CORN HIGHLIGHTS:
- The corn market gave back most of Monday’s gains as an overall negative money flow in the energy and grain markets pressured corn prices. July corn lost 5 ¾ cents to close at 480. And December corn lost 4 cents to close at 500 ½ cents.
- The corn market may be looking at a crossroads point with today’s price action. The market gave up early session gains but battled back to hold key support at 480 July and 500 December price levels. Tomorrow’s price action could be key to see if a trend develops in either direction.
- On the USDA Crop Progress report on Monday afternoon, corn planting advanced 13% last week to 38% complete. This was in line with analysts’ expectations, and even with last year and ahead of the 5-year pace by 4%.
- Corn planting pace should continue to make advances overall as weather forecasts are looking at a drier trend, despite below normals temperatures across the corn belt.
- Next week could bring some volatility to the grain markets. May 12 will give the market the next USDA WASDE report with first projections for the 2026-27 marketing year, possible legislation regarding E15 blending requirements is scheduled for U.S.-China trade meeting scheduled for May 14-15. Headline risk could be at a premium in the market next week.
SOYBEAN HIGHLIGHTS:
- Soybeans ended the day lower giving back a good chunk of yesterday’s gains as lower crude oil prices weighed on the complex. July soybeans lost 11-1/4 cents to $12.11-1/2 while November lost 7-1/4 cents to $11.89-1/2, with resistance seemingly at $12.00. July soybean meal lost $0.50 to $320.40 while July soybean oil gained 0.38 cents to 76.91 cents.
- Yesterday, tensions flared with Iran, the US, and the United Arab Emirates. This drove crude oil prices sharply higher. Today, things seemed to calm down as a ship was allowed to pass through the Strait of Hormuz under military protection, and the ceasefire has held. This caused crude oil prices to fall $4.30 a barrel, but soybean oil did not fall along with it.
- Yesterday afternoon, the USDA released its Crop Progress report. The US soybean crop is now 33% planted which is way ahead of the typical pace. Last year at this time the crop was 28% planted and the 5-year average is 23% for this time of year. 13% of the crop is emerged which is also way ahead of schedule.
- Malaysian palm oil stockpiles for the month of April fell to their lowest levels in 8 months due to demand for more biofuels, similar to soybean oil.
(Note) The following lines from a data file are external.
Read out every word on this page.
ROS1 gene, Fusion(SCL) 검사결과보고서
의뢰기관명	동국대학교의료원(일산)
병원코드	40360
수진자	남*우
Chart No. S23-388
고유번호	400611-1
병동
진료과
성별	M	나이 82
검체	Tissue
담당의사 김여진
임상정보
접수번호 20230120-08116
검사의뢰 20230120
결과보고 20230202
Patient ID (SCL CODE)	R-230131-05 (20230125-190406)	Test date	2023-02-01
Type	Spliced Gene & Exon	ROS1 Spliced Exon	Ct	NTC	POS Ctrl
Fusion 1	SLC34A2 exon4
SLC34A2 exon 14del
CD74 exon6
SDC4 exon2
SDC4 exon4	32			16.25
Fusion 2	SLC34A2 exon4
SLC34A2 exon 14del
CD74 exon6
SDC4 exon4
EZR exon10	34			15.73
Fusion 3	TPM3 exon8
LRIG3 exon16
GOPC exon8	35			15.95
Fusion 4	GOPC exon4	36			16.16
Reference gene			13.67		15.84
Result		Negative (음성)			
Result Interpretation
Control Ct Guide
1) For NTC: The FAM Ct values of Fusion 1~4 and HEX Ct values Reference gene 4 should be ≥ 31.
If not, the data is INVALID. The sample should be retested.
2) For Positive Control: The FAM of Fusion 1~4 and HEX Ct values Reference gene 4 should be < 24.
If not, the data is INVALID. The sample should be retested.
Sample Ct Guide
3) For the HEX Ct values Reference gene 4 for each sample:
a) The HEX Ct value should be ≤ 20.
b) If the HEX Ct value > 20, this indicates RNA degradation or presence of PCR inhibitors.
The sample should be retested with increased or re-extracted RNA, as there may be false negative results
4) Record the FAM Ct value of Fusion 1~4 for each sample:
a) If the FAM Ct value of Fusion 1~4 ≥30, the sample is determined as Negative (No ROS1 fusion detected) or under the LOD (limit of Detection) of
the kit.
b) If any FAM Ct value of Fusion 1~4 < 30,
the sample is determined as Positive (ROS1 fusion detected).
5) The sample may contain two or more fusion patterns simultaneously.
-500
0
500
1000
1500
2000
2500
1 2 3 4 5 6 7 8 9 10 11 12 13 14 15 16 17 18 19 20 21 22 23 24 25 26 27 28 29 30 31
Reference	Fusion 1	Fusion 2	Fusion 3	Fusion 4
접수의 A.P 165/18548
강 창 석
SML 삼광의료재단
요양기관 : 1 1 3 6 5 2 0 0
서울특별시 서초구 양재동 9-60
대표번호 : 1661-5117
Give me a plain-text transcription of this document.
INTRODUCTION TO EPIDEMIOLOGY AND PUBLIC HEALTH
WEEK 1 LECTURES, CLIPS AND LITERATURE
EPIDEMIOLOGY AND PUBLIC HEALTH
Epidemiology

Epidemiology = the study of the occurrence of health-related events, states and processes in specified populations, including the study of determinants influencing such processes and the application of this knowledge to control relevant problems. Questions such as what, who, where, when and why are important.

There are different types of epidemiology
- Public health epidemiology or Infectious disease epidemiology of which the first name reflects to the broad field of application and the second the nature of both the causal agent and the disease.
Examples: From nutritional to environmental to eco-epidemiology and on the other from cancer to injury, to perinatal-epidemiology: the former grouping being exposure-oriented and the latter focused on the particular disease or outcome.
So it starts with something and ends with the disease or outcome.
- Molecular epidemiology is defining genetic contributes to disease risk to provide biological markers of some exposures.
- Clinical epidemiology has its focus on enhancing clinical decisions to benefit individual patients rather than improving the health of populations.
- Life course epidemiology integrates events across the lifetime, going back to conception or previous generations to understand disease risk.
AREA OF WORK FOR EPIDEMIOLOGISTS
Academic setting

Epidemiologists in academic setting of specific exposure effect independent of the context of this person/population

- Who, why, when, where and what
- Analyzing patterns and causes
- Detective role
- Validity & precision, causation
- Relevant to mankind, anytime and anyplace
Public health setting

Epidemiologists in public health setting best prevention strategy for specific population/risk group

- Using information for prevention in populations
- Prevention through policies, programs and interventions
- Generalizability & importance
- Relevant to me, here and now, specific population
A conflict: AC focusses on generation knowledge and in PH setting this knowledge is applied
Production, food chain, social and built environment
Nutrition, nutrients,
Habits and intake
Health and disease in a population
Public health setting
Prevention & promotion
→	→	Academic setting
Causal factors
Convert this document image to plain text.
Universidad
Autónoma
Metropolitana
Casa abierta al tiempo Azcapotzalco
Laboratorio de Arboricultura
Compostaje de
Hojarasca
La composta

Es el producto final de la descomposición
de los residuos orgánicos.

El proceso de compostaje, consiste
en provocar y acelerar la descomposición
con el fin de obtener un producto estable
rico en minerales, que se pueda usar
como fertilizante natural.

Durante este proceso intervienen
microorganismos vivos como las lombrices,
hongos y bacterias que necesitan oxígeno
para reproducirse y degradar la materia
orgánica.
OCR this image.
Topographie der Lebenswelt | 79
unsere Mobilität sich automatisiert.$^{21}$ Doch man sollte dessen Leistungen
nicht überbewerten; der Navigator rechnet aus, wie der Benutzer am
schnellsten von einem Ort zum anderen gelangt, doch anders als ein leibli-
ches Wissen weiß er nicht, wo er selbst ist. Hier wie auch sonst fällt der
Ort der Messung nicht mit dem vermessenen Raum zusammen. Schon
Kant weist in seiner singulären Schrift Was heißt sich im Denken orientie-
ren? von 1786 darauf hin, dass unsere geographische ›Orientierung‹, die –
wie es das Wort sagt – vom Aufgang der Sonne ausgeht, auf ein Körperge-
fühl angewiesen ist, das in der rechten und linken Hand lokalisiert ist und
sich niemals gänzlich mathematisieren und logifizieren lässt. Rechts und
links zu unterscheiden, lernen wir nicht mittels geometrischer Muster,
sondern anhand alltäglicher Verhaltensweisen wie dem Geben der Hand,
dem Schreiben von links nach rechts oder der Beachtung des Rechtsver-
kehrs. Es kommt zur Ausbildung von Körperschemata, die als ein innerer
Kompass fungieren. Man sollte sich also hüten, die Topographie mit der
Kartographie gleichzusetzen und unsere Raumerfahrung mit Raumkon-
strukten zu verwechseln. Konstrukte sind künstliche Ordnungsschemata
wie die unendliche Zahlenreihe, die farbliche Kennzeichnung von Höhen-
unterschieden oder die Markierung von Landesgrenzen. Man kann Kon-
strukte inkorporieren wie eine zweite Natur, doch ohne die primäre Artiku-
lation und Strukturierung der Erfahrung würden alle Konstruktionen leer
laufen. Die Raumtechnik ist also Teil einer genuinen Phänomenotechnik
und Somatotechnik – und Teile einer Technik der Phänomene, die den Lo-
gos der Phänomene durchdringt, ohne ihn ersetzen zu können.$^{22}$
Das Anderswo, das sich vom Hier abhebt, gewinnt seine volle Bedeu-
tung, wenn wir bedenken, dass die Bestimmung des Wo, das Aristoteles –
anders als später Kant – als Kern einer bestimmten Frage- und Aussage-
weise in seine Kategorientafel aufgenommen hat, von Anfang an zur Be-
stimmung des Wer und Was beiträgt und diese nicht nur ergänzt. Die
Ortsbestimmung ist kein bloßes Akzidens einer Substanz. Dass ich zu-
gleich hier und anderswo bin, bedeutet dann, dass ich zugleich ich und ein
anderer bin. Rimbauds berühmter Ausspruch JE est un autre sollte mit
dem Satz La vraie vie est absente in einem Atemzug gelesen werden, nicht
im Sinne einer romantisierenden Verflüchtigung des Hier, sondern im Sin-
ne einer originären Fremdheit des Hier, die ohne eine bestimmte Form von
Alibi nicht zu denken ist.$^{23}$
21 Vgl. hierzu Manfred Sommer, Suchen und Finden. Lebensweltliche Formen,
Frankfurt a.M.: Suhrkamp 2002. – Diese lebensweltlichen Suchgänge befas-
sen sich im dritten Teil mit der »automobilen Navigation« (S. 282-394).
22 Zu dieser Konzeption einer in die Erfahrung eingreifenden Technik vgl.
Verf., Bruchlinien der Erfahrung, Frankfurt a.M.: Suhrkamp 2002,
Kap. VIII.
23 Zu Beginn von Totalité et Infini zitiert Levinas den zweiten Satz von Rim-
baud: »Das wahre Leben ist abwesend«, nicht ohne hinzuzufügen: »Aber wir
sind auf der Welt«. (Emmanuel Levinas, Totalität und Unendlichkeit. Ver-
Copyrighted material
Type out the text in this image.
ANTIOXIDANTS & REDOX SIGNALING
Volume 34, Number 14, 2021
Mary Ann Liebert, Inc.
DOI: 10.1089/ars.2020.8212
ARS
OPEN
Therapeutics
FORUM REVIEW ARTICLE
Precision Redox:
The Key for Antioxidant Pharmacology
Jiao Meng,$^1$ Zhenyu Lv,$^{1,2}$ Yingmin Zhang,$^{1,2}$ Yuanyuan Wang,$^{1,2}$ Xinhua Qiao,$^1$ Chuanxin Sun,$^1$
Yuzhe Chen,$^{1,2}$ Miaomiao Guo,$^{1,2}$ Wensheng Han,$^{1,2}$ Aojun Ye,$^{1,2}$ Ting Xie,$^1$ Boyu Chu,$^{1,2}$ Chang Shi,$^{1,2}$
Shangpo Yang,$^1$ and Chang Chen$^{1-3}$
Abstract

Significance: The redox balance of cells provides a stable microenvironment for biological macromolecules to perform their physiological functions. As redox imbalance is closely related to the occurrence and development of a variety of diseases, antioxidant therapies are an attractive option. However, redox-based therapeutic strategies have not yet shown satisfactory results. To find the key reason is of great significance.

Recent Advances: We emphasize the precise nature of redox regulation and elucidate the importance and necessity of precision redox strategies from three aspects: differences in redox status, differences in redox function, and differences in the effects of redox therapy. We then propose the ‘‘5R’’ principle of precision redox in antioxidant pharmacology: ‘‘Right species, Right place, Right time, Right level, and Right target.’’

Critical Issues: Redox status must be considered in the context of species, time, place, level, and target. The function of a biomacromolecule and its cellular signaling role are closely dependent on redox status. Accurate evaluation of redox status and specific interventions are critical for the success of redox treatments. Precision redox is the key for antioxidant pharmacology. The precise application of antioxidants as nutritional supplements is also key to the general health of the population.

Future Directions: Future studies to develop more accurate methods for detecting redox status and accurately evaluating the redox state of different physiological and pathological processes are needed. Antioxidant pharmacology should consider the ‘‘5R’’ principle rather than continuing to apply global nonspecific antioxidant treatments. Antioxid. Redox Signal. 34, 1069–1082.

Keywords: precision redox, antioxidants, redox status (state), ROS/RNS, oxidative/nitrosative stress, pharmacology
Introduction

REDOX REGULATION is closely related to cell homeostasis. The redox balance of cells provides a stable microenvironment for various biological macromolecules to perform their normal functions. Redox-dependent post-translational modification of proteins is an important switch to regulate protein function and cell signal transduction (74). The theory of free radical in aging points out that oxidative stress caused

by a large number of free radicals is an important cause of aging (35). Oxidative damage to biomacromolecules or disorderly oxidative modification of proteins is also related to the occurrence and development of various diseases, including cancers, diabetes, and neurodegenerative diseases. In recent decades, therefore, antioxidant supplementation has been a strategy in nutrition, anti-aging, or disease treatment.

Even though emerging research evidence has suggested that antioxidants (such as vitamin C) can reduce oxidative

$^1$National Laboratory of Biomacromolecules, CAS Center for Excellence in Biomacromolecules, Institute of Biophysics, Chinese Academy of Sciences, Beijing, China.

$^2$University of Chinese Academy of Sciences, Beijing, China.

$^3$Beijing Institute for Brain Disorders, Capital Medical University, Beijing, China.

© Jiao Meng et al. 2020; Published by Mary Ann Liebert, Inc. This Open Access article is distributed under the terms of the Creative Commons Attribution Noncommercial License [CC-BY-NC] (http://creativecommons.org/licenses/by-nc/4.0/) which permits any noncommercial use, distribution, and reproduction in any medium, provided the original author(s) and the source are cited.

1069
Despite the strong production, demand exceeded, and inventories fell by 0.4% from the previous month to 2.26 mmt.
WHEAT HIGHLIGHTS:
- Wheat posted losses across all three classes – a forecast for mixed precipitation in the western plains and spillover pressure from other markets contributed to the lower trade. With energies down and lower closes for Corn, soybeans, and MATIF wheat, today’s price action is not surprising. In the July contract, Chicago lost 13-1/4 cents to 627-3/4, Kansas City fell 4-1/2 cents to 690, and MIAX dropped 3 cents to 696.
- According to the USDA’s crop progress report, winter wheat conditions as of May 3 improved 1% for the week to 30% good to excellent. This remains well below the 51% reading at the same time last year. Additionally, 49% of the crop is headed, well above 37% a year ago and 32% on average. As for the spring wheat crop, 32% has been planted, versus 42% last year and 35% average. An estimated 10% of that crop is emerged, compared to 12% last year and 9% on average.
- South Africa is expecting to have the smallest wheat planted area in 10 years, due to rising fuel and fertilizer costs as a result of the conflict in the Middle East. To add to the concerns, there is risk that El Niño could lead to drought conditions.
- According to their ag minister, Egypt is aiming for self-sufficiency in wheat for bread subsidies by 2028. Egypt is one of, if not the largest world wheat importers in recent years. Reportedly they need 8.6 mmt of wheat for subsidized bread production.
- The 15-day forecast calls for warm and dry conditions across most of China’s grain production areas, with isolated precipitation confined to the southwest and far northeast areas. The dry conditions should benefit winter wheat harvest. A similar story can be told for northern India, which should see warm and dry conditions also supporting winter wheat harvest.
DAIRY HIGHLIGHTS:
- Class III futures were lifted higher by strength in the Class IV market. June and July futures were both up 8 cents to $17.29 and $17.89 respectively.
- Spot cheese was slightly weaker, losing 0.125 cents to close at $1.6225/lb. Whey held steady at $0.6950/lb.
- Class IV futures were sharply higher due to excellent exports and a higher butter market. June futures climbed 52 cents to $21.74.
- Spot butter improved 5.50 cents to $1.61/lb while powder tacked on 2 pennies to shoot to a new all-time high at $2.2825/lb.
- Today’s GDT auction was up 1.5% from the previous auction to 1,214 points. However, both cheese and butter were both down slightly on the auction.
- March Dairy Products showed cheese exports improving 29% year-over-year while butter exports were up 107% year-over-year.